Friday, August 18, 2017

Game EXP: Little Inferno (NS)



Little Inferno is a game that I apparently knew about as it was sitting dormant in my Steam library for I am not sure how long, but it did not officially/technically peak my brain's interest until recently when I purchased it for the Nintendo Switch.  What really cemented the decision to purchase the game was re-watching the trailer that is on Nintendo's eShop.  The combination of the hilarity of a game based around burning objects (the artistic design of said objects was equally important) and the overly dramatic music that played during the second half of the trailer dwarfed all of the accolades mentioned at the beginning of the trailer.

The beginning of the catalog with a limited amount of purchacables.
So Little Inferno is a point and click game developed by The Tomorrow Corporation where you purchase objects using in-game currency and burn them in a fireplace.  Those burnt objects produce slightly more money than what you paid for said object, and then you go back and do it all over again.  You are able to buy subsequent items in the catalog only after you buy the item before it and you are unable to buy the next catalog with new items until you have bought all of the items in your current catalog.  As is the case with the real world, there are shipping times (ranging from five seconds to five minutes) from when you order a product to when it arrives, but those can be ignored by using "Tomorrow Stamps" which are earned by killing spiders, completing combos and you know, burning stuff.

So that is the basic premise of the game.  You buy stuff, you burn stuff, you get money from burnt stuff, you buy more stuff.  Repeat.


Except there is a story, which I admit caught me a little off guard and was more emotionally impactful than a game about burning objects in a fireplace is probably supposed to have.  But I am going to leave it at that because, you know, spoilers.

Now, when I first started this game, I was using the Switch out of docked mode, thinking that I would use the Joy-Cons to move around the finger I saw in the trailer, but it turned out that when the Switch is not docked, the game operates only via the touch screen, which I had no problem with.  But, when the game is docked, you have to use the Joy-Cons as you would the motion controls on the Wii, but that since there is no infrared bar, the game uses the integrated accelerometer and gyroscope to track the movement across the screen while being able to (and needing to I might add) re-calibrate the controllers at anytime with only minor interruption.  This re-calibration became an issue during our first session with the game and became very distracting and frustrating, especially when trying to either buy specific objects in the store or placing fragile objects in the fireplace.  Eventually the problem went away after switching Joy-Cons; battery power, distance from the Switch, bad angle on my part?  No one knows.
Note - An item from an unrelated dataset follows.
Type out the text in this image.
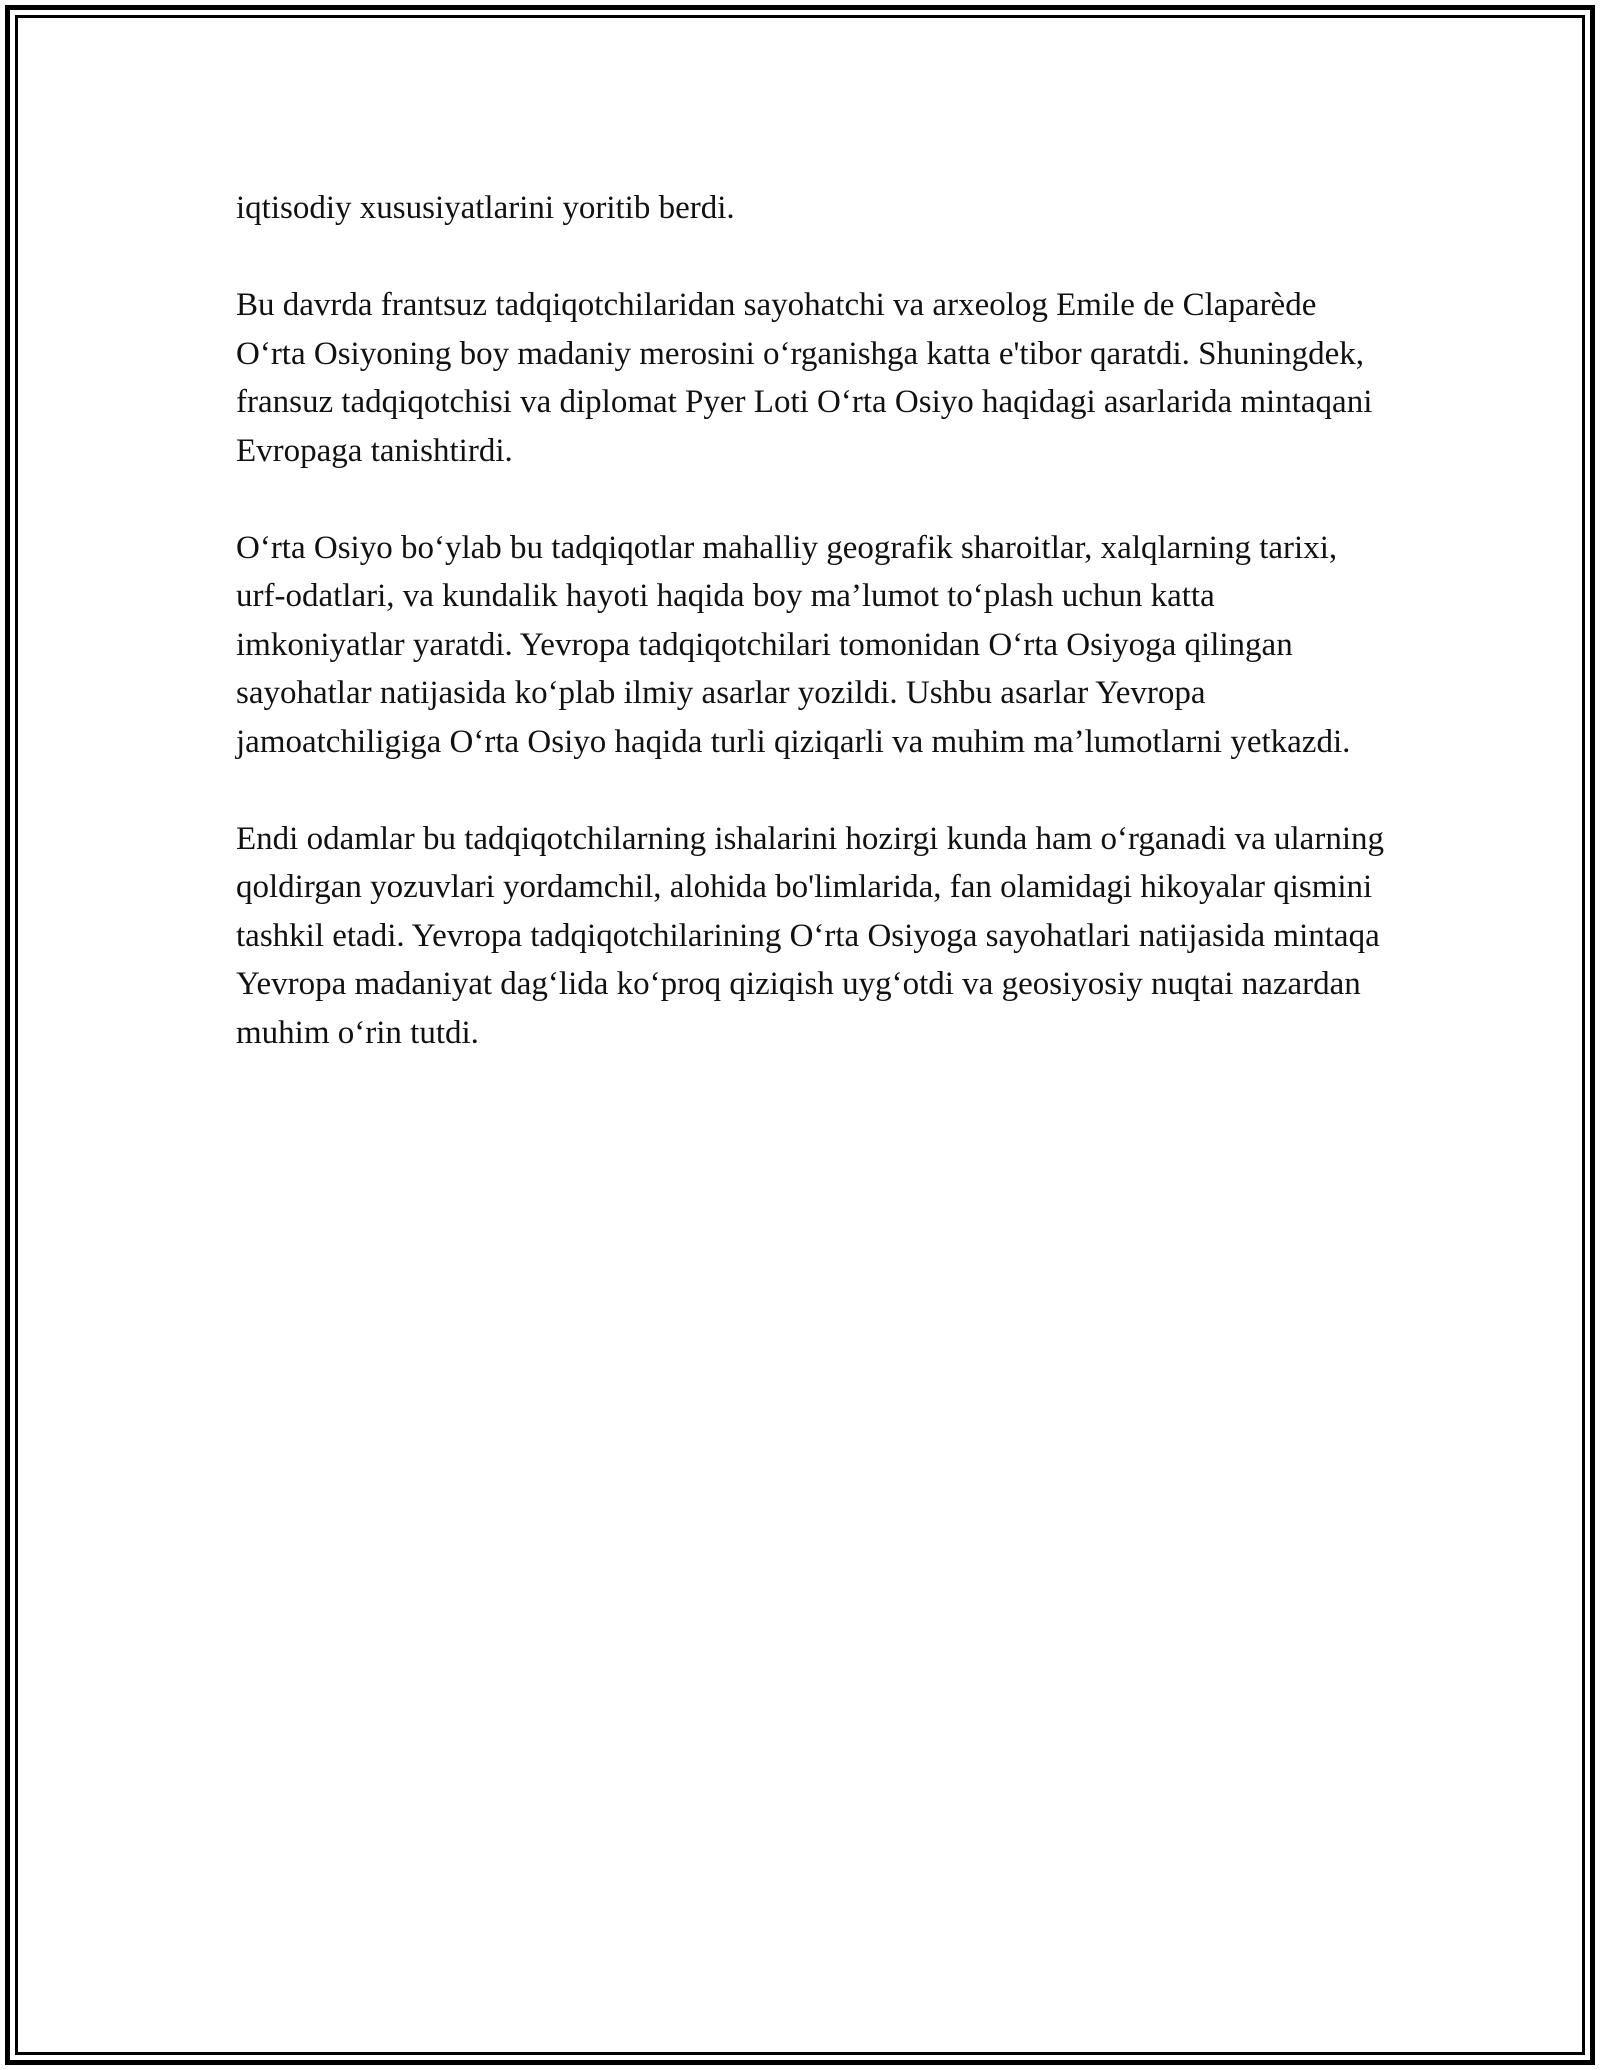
iqtisodiy xususiyatlarini yoritib berdi.

Bu davrda frantsuz tadqiqotchilaridan sayohatchi va arxeolog Emile de Claparède O‘rta Osiyoning boy madaniy merosini o‘rganishga katta e'tibor qaratdi. Shuningdek, fransuz tadqiqotchisi va diplomat Pyer Loti O‘rta Osiyo haqidagi asarlarida mintaqani Evropaga tanishtirdi.

O‘rta Osiyo bo‘ylab bu tadqiqotlar mahalliy geografik sharoitlar, xalqlarning tarixi, urf-odatlari, va kundalik hayoti haqida boy ma’lumot to‘plash uchun katta imkoniyatlar yaratdi. Yevropa tadqiqotchilari tomonidan O‘rta Osiyoga qilingan sayohatlar natijasida ko‘plab ilmiy asarlar yozildi. Ushbu asarlar Yevropa jamoatchiligiga O‘rta Osiyo haqida turli qiziqarli va muhim ma’lumotlarni yetkazdi.

Endi odamlar bu tadqiqotchilarning ishalarini hozirgi kunda ham o‘rganadi va ularning qoldirgan yozuvlari yordamchil, alohida bo'limlarida, fan olamidagi hikoyalar qismini tashkil etadi. Yevropa tadqiqotchilarining O‘rta Osiyoga sayohatlari natijasida mintaqa Yevropa madaniyat dag‘lida ko‘proq qiziqish uyg‘otdi va geosiyosiy nuqtai nazardan muhim o‘rin tutdi.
Sorry, I Forgot To Warn About Spoilers.
Since this game is now five years old, buying on the Switch may not be the most economical way of playing (lack of sales and all), but the one main difference for Little Inferno on the Switch is that the Switch version can be played as a cooperative game, which is how Conklederp and I spent the 5 hours 23 minutes reaching the end of the game in just a handful of sittings; it was more than one and less than five, I know that much.  And surprisingly, Little Inferno works great as a co-op game, mainly because the game has 99 combos you can earn by burning two or three specific objects together.  These combos are hinted at by name such as "Lender's Combo" or "LOL Kitty Combo."  Most of the titles are pretty easy to figure out when you read the description of the items, or just by the items themselves, but there are others like the "Rosy Combo" or the "Planes and Trains Combo" that have managed to elude us.  This adds a fun word puzzle solving component to an otherwise repetitive game which works well between two people who, in my own opinion, communicate pretty well together.  The only other advantage I can see, is being able to ever so slightly faster than normal select and purchase items.

So, if you have a Switch, go ahead and pick up Little Inferno and play co-op, but if you don't, I would still highly recommend picking up this game on any one of the other platforms (PC, Mac, Linux, iOS, Android) it has been released on in the last five years and turn it into your own single player co-op game.  And you know, I could have been upset at having a $9.99 game last only five hours (less if we did not care about earning combos), but here I am talking about it and actively listening to the soundtrack because it is that good.  

And if you really need another reason, then the in-game infomercial, which was also the first released trailer for the game, is the perfect sales pitch:




~JWfW/JDub/Jaconian
Instrumental

P.S.  I did a thing:
I only had to light just one of the 40 Mini Nukes.

At this point, the games fps really began to suffer.


I seem to recall a staticky noise followed by a flash of light and then a mass of coins and Tomorrow Stamps.